QUESTION: Yeah. Well —

QUESTION: Let me — hold on, just let me say: Please be careful about saying “your defense minister” and things like that. I mean, she’s a journalist just like the rest of are, so it’s — she’s asking pointed questions, but they’re not —

MR KIRBY: From a state-owned — from a state-owned —

QUESTION: But they’re not —

MR KIRBY: From a state-owned outlet, Matt.

QUESTION: But they’re not —

MR KIRBY: From a state-owned outlet that’s not independent.

QUESTION: The questions that she’s asking are not out of line.

QUESTION: The outlet is (inaudible) —

MR KIRBY: I didn’t say the questions were out of line.

QUESTION: Okay. I mean —

MR KIRBY: I didn’t say the questions were out of line.

QUESTION: All right. Okay.

MR KIRBY: Okay? But I’m not —

QUESTION: But I mean — oh no, I understand.

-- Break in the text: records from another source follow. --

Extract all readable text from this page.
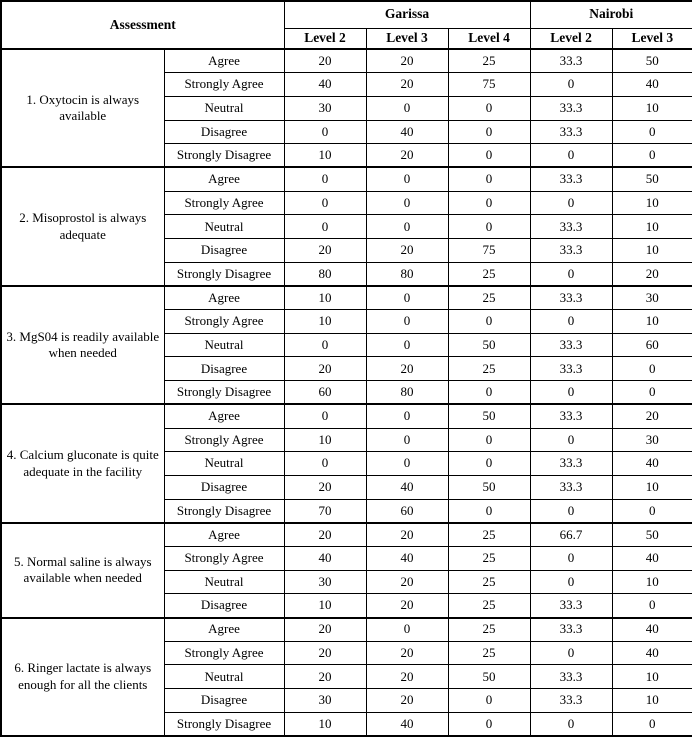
Assessment		Garissa			Nairobi	
		Level 2	Level 3	Level 4	Level 2	Level 3
1. Oxytocin is always available	Agree	20	20	25	33.3	50
	Strongly Agree	40	20	75	0	40
	Neutral	30	0	0	33.3	10
	Disagree	0	40	0	33.3	0
	Strongly Disagree	10	20	0	0	0
2. Misoprostol is always adequate	Agree	0	0	0	33.3	50
	Strongly Agree	0	0	0	0	10
	Neutral	0	0	0	33.3	10
	Disagree	20	20	75	33.3	10
	Strongly Disagree	80	80	25	0	20
3. MgS04 is readily available when needed	Agree	10	0	25	33.3	30
	Strongly Agree	10	0	0	0	10
	Neutral	0	0	50	33.3	60
	Disagree	20	20	25	33.3	0
	Strongly Disagree	60	80	0	0	0
4. Calcium gluconate is quite adequate in the facility	Agree	0	0	50	33.3	20
	Strongly Agree	10	0	0	0	30
	Neutral	0	0	0	33.3	40
	Disagree	20	40	50	33.3	10
	Strongly Disagree	70	60	0	0	0
5. Normal saline is always available when needed	Agree	20	20	25	66.7	50
	Strongly Agree	40	40	25	0	40
	Neutral	30	20	25	0	10
	Disagree	10	20	25	33.3	0
6. Ringer lactate is always enough for all the clients	Agree	20	0	25	33.3	40
	Strongly Agree	20	20	25	0	40
	Neutral	20	20	50	33.3	10
	Disagree	30	20	0	33.3	10
	Strongly Disagree	10	40	0	0	0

But asking —

MR KIRBY: I’m sorry, but I’m not going to put Russia Today on the same level with the rest of you who are representing independent media outlets.


QUESTION: Do you have an issue with my question?

QUESTION: Well, hold on, but just —

QUESTION: (Off-mike.)

QUESTION: Look, there — well, we’ll talk about — we can talk about this later offline —

QUESTION: Maybe I could ask my Iraq question.

QUESTION: — but just — the question is not an inappropriate question to ask.

MR KIRBY: Didn’t say that it was.

QUESTION: All right.

MR KIRBY: But I also think it should be asked of their own defense ministry —


MR KIRBY: — which they don’t do, which Russia Today doesn’t do.